Segundo o laudo, durante a entrevista com os médicos da PF, Bolsonaro “não apresentou queixas compatíveis com sentimentos de menos-valia, desesperança ou anedonia [falta de prazer]”, embora tenha demonstrado abatimento.
Recomendações para o ex-presidente
Os peritos da PF inspecionaram as instalações da Papudinha, onde Bolsonaro está detido, incluindo sua cela e áreas comuns. Ao final da vistoria, foram feitas quatro recomendações para a melhoria das condições do ex-presidente:
- Investigação complementar, definição diagnóstica e tratamento adequado do quadro neurológico em curso.
- Avaliação nutricional e prescrição dietética por profissionais especializados, direcionadas às comorbidades descritas.
- Prática regular de atividade física aeróbica e resistida, conforme tolerância clínica.
- Tratamento fisioterápico contínuo, com ênfase em força muscular e equilíbrio postural.

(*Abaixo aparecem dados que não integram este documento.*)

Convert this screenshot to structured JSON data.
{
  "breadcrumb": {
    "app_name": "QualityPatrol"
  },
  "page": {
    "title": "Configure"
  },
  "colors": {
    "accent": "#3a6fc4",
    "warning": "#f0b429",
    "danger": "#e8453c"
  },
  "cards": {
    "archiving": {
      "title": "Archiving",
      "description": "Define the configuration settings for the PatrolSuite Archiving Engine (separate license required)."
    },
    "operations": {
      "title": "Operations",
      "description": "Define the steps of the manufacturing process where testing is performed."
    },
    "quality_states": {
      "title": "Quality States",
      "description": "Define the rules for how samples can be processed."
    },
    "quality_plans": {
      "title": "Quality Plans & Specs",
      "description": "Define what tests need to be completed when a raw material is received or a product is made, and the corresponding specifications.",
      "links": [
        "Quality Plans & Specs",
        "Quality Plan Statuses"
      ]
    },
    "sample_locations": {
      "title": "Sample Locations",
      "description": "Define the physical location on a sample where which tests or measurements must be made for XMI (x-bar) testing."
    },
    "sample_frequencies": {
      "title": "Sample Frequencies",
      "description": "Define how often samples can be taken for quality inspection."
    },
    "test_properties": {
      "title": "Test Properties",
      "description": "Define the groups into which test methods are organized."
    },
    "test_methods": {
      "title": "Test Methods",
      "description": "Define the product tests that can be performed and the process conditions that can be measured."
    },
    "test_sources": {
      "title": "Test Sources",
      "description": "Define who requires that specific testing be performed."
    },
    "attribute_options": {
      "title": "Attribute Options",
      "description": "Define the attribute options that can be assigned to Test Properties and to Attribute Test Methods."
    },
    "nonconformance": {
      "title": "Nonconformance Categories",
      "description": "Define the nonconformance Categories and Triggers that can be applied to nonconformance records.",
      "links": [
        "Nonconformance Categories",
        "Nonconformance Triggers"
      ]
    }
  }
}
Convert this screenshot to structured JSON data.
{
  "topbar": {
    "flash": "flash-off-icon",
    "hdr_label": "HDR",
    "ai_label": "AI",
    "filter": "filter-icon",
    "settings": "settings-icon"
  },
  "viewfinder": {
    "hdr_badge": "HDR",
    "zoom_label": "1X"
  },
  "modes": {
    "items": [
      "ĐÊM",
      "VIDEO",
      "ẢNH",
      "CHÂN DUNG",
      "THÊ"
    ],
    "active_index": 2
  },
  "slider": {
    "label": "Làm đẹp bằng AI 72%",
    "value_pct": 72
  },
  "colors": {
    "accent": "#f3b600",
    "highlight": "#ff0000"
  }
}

Decisão judicial em andamento
O laudo médico foi produzido pela PF a pedido de Alexandre de Moraes, que determinou a medida em 15 de janeiro, após a transferência de Bolsonaro de uma sala na Superintendência da PF para a Papudinha. O ministro concedeu um prazo de cinco dias para que a defesa do ex-presidente e a Procuradoria-Geral da República (PGR) se manifestem sobre o documento.
Após o período de manifestação, Moraes deverá reavaliar os pedidos reiterados dos advogados de Bolsonaro para a concessão de prisão domiciliar por razões humanitárias, alegando o estado de saúde e a idade do ex-presidente. Ainda não há um prazo definido para a decisão do ministro.